18 May 2013: After seven truly enthralling episodes it seems that 'Doctor Who' has reached the end of series seven… and what an utterly astonishing end it is. After a visit to the greatest theme park in the universe in 'Nightmare in Silver' the show strays into much more sinister territory as we visit the one place the Doctor must never go - his own grave. Of course, why that's a bad idea will all become clear, but let's just say that we might finally find out why Clara is the impossible girl…
Ever since the title of the series finale was released, 'Doctor Who' fans have been on the edge of their seat. Would we really learn the name of the Doctor? Should we? Of course, things are never that simple and it seems that Steven Moffat was merely toying with us… but I'll get to that in a moment.
The episode opens with a rather impressive montage inserting Jenna-Louise Coleman into a number of classic 'Doctor Who' scenes… and in mere moments, it seems that the mystery of the impossible girl is quickly unravelled. "I have to save the Doctor," she explains. "He always looks different, but I always know it's him… I'm Clara Oswald. I'm the impossible girl. I was born to save the Doctor."
But what does she have to save him from?
Soon enough, we're back in the capable hands of the weirdest detective agency in the universe as Madam Vastra unearths that the Doctor's greatest secret has been discovered. But if you thought that would be his name, you're in for a big surprise. It turns out that as a time-traveller, there's one place he should never go… his own grave. Unfortunately, an old enemy has a plan that will change that.
Worried for his safety, Vastra and Jenny use an ancient ritual to contact those closest to the Doctor. And in a time-travelling conference call, Clara is called upon to aid them… alongside a familiar face. River Song is back... or rather, an echo of the Doctor's wife. But the occasion is quickly ruined when they find themselves under attack by the chilling and utterly terrifying Whispermen.
While I certainly loved the aesthetics of these new and rather impressive foes, I have to admit… I thought they were severely under-used. It soon becomes apparent that these abominable horrors are the henchmen of an old enemy - the Great Intelligence. But while they conjure up the right amount of menace and terror, they seems to be used a bit too sparingly. But then, maybe we'll see them again someday.
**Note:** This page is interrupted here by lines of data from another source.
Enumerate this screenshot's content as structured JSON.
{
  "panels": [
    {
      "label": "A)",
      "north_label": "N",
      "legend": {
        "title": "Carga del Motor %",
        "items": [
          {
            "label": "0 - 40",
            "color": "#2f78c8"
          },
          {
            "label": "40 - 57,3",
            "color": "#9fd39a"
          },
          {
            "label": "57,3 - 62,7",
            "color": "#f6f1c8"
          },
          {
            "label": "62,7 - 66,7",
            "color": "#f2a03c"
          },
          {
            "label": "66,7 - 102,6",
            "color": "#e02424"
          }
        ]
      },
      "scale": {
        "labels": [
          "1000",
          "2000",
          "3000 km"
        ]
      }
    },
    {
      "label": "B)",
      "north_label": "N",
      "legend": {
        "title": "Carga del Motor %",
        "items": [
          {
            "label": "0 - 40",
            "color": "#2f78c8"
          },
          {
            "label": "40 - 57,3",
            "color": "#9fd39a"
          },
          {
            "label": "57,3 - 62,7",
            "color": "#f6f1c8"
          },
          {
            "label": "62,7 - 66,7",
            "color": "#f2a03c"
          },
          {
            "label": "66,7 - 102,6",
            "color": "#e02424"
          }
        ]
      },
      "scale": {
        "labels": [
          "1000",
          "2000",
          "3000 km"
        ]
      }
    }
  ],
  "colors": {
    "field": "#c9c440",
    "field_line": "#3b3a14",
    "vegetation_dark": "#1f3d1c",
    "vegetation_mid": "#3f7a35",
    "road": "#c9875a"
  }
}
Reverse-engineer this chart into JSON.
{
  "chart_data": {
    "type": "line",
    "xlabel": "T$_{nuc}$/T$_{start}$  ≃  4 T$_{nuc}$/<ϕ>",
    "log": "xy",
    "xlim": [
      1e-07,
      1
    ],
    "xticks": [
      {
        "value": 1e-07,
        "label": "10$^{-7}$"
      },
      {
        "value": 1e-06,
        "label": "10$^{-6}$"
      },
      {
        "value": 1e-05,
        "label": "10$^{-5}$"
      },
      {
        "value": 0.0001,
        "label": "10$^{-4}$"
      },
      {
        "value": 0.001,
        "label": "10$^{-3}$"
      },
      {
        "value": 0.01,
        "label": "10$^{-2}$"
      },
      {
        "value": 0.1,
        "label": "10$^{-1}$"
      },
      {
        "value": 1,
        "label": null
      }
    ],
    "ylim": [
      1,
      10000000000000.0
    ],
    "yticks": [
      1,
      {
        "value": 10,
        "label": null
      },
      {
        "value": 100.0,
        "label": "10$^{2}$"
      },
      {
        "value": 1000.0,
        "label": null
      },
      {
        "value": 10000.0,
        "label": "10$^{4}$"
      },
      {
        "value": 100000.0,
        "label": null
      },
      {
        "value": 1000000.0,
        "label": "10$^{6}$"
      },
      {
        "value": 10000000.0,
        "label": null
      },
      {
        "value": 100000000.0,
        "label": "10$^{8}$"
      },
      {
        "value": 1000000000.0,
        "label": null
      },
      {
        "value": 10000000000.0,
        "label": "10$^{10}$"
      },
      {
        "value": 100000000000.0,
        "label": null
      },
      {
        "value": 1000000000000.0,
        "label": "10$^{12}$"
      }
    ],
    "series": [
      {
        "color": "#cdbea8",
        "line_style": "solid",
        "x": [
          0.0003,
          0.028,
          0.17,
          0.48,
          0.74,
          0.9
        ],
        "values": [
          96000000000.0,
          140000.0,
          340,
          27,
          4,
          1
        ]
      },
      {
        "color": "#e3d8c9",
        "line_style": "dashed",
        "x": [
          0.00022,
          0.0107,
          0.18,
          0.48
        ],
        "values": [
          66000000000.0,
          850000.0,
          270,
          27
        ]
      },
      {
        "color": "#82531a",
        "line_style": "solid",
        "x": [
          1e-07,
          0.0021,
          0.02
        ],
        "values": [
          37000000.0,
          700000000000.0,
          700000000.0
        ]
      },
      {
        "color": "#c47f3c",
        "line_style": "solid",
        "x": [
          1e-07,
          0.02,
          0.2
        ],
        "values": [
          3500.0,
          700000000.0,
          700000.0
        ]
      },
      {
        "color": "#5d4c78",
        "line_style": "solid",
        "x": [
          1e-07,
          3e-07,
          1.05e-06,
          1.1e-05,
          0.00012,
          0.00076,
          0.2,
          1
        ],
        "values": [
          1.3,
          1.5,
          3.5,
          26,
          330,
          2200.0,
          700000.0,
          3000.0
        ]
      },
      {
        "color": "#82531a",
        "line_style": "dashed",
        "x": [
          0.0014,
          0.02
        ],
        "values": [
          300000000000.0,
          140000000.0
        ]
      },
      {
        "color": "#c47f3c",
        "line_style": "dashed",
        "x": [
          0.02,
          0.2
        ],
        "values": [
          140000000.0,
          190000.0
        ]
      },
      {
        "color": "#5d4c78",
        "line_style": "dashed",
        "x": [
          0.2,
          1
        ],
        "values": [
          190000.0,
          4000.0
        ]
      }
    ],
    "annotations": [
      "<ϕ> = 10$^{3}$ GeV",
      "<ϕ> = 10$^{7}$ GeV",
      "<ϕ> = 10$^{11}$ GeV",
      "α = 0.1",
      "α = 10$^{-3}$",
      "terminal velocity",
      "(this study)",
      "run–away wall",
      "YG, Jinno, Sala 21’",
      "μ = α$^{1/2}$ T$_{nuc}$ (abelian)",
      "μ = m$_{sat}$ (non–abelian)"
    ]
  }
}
Of course, the mood is fittingly creepy as the Doctor heads to Trenzalore to save his friends… and is forced to break into his own tomb to do so. But why does the Great Intelligence need to ransack the Doctor's grave? It seems he has another rather fiendish plan up his sleeves. That is, if he had sleeves.
Arriving on Trenzalore, we're treated to a depiction of the Doctor's final battlefield… and with the remnants of the TARDIS serving as his tomb, it's a rather fitting (and disturbing) image. Of course, it wouldn't be 'Doctor Who' without a bunch of creepy monsters chasing him across time and space… but as the Whispermen appear it seems River Song is there to help the Doctor to safety. Or at least, help them find a way inside the TARDIS.
Once inside, the Great Intelligence reveals his master plan - the Doctor's grave doesn't contain a body, but the Doctor's personal timeline - a glowing blue mass that plots his travels through time and space… and by leaping into the timeline, he plans to change the Doctor's history forever.
It's a fiendish plan and one that makes an awful lot of sense, but while Richard E. Grant's portrayal of the Great Intelligence was simply masterful, I couldn't help feeling a tad underwhelmed. It was a genius ploy… but felt a bit weak in comparison to some other final confrontations.
At any rate, this is where we find out how Clara came to be the impossible girl. Chasing the Great Intelligence into the timeline, she is split into a thousand lifetimes, appearing throughout the Doctor's history to put things right that once went wrong… a bit like that guy from Quantum Leap. Torn into a million personalities across time and space, Clara is there to save the Doctor… but it seems he can't help saving her too.
Entering his own timeline, he manages to pull Clara from the abyss… but not before we meet a mysterious figure in the shadows. Played by John Hurt, we meet an all-new incarnation of the Doctor… but where exactly does he fit in? "The name I chose is 'the Doctor'. The name you choose is like a promise you make. He's the one who broke the promise."
So while the series finale has left us with even more questions than answers, it manages to bring the show full-circle, back to its origins. Doctor who?
What did you think of 'The Name of the Doctor'? Just who is the unknown Doctor?